Figure 16 shows the SFDR and SNR of two architectures with 5 MHz to 90 MHz single tone input signals. When the frequency of the input signal is low, the power of the signal mainly enters the low frequency channel of the DBI system. The low frequency channels of the two architectures are the same, so the SFDR is also similar. The frequency of the input signal increases, and most of the power of the signal enters the high frequency channel. It intermodulates with the pilot tone in the classical architecture, which greatly reduces the system SFDR. This problem does not exist in the synchronous mixing architecture, and when the frequency of input signal is 60 MHz to 75 MHz, the response adjustment filter attenuates spurs. Therefore, the SFDR of the synchronous mixing architecture is improved by more than 20 dB, compared with the classical one in the high frequency band. At the same time, due to the reduction of spurs, the SNR of the synchronous mixing architecture is also improved about 2–3 dB at high frequencies.
Figure 17 shows the amplitude and the step response of the classical and synchronous mixing architecture. In
Figure 17a, the −3 dB bandwidth of these two architectures is 90 MHz. The synchronous mixing architecture has a maximum flat response response, and is bandlimited to half of the total sampling rate, while the classical architecture is bandlimited to the frequency of LO. Due to the narrow transition band of the digital anti-aliasing filter, the amplitude response drops faster in the classical architecture. Therefore, more high frequency components of the step signal enter the synchronous mixing architecture. The step response of the two architectures is shown in
Figure 17b, and the rise time is shown in
Table 3. The step signal with about a 5 ns rise time is input into the two architectures, and the 200 rising edges are averaged. The rise time of synchronous mixing architecture is 0.578 ± 0.070 ns faster than the classical one.
Table 4 shows the performance and cost comparison between the two architectures. During digital signal processing, the multiplication operation consumes the most computing resources. For the signal reconstruction of the above two architectures, it is mainly reflected in the order of the FIR filter and the use of DFT to solve the pilot tone phase of each sampling sequence for digital mixing. For the classical architecture, the total order of the FIR filter is 2124 (476 + 477 + 435 + 736), and this value is 1472 (736 + 736) in the synchronous mixing architecture, which is reduced by 1/3. The pilot tone in the classical architecture is 47.5 MHz, and a DFT of 10,000-point is used to analyze its phase, which can achieve a resolution of 0.025 MHz at a 250 MHz sampling rate. At the same time, an additional PLL, analog filter and power combiner are used to generate the pilot tone. These two items are not needed in the synchronous mixing architecture.

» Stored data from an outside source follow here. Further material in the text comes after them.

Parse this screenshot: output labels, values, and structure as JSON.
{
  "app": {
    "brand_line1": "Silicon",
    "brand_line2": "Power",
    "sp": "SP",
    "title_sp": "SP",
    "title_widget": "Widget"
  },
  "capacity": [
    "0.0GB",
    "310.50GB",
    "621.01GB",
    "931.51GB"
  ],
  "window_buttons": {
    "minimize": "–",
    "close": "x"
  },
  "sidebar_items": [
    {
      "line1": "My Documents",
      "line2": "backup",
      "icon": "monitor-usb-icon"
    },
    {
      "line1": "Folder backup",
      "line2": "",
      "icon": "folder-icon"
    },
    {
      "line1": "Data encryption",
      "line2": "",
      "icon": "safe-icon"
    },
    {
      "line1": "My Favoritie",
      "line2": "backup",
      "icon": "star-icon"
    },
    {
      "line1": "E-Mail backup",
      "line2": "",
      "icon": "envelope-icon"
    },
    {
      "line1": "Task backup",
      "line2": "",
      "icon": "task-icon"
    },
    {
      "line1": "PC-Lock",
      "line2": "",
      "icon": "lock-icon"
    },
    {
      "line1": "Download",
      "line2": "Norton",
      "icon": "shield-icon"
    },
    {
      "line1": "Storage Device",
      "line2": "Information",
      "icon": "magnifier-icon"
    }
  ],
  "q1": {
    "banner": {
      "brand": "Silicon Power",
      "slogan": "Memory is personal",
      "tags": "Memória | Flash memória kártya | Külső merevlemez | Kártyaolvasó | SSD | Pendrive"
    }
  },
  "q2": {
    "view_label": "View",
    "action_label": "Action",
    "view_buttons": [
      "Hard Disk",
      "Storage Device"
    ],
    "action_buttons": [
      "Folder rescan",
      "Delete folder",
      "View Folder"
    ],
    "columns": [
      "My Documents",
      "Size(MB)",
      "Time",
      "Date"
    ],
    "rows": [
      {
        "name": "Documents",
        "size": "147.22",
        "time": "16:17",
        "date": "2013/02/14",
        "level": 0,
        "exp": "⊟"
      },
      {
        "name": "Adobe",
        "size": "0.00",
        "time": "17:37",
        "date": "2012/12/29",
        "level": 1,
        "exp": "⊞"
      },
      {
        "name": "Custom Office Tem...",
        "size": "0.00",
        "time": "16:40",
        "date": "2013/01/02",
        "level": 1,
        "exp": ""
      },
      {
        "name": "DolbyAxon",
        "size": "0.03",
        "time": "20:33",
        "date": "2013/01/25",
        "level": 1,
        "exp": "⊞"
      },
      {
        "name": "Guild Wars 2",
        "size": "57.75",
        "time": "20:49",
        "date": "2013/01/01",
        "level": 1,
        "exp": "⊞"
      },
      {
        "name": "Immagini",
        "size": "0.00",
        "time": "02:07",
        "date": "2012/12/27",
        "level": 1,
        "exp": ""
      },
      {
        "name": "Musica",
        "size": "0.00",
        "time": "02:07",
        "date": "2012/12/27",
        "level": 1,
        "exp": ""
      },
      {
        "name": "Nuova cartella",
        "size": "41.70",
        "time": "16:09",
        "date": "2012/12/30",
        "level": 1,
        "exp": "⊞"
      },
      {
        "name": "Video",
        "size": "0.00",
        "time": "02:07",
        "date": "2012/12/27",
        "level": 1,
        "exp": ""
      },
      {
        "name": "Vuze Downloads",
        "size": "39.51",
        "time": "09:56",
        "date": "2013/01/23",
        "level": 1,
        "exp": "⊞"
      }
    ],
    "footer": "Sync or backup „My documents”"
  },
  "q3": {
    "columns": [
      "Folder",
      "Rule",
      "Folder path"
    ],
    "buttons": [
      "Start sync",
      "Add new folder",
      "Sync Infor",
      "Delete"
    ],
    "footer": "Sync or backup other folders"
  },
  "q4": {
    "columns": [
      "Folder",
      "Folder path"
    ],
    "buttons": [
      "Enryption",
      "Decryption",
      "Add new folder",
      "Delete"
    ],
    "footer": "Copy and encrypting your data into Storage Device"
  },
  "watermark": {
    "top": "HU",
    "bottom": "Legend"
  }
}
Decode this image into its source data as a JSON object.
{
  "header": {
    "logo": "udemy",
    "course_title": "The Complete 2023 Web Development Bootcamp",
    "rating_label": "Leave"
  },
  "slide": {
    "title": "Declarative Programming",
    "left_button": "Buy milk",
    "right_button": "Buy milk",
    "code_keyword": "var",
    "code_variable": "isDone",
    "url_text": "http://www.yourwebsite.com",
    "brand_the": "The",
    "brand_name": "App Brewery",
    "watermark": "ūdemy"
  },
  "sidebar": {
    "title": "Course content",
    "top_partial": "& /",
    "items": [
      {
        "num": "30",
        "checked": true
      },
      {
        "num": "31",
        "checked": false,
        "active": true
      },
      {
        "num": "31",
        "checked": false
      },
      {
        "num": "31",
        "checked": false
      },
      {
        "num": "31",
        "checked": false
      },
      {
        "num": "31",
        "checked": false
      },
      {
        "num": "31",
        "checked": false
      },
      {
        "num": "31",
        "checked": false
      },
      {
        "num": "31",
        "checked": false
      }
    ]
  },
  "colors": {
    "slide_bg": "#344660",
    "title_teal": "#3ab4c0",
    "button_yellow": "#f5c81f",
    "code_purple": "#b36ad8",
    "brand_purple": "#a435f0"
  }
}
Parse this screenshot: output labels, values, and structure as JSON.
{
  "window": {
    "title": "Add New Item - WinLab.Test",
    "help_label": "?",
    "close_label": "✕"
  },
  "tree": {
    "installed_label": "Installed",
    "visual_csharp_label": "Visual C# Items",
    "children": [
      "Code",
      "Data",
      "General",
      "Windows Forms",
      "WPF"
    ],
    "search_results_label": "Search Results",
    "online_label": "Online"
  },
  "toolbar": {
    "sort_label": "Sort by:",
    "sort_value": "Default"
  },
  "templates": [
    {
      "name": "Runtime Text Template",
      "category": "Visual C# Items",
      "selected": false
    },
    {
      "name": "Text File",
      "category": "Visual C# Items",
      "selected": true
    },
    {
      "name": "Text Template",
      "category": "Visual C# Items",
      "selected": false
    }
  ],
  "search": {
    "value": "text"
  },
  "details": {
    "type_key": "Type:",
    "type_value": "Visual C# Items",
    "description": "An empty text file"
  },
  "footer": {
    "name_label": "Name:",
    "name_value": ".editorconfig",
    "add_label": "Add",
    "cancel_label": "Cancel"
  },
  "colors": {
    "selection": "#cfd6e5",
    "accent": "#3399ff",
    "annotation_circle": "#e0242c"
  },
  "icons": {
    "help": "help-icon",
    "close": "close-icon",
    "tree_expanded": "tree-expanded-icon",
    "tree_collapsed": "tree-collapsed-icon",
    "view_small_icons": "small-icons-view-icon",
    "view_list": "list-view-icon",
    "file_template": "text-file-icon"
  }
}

Compared with the classical architecture, the only disadvantage of synchronous mixing is that it requires the bandwidth of the ADC to reach half of its sampling rate. It may not be possible for some ultra high speed ADCs, using complementary metal oxide semiconductor (CMOS) technology [
33,
34]. The bandwidth of the ADC only needs to reach half of the analog LO frequency under the classical architecture. In this case, we can reduce the sampling clock of the ADC to achieve synchronous mixing. As shown in
Figure 17a, the signal with a higher frequency than LO cannot be sampled by the classical DBI system. However, a smaller oversampling rate will increase the overhead of the digital signal processing.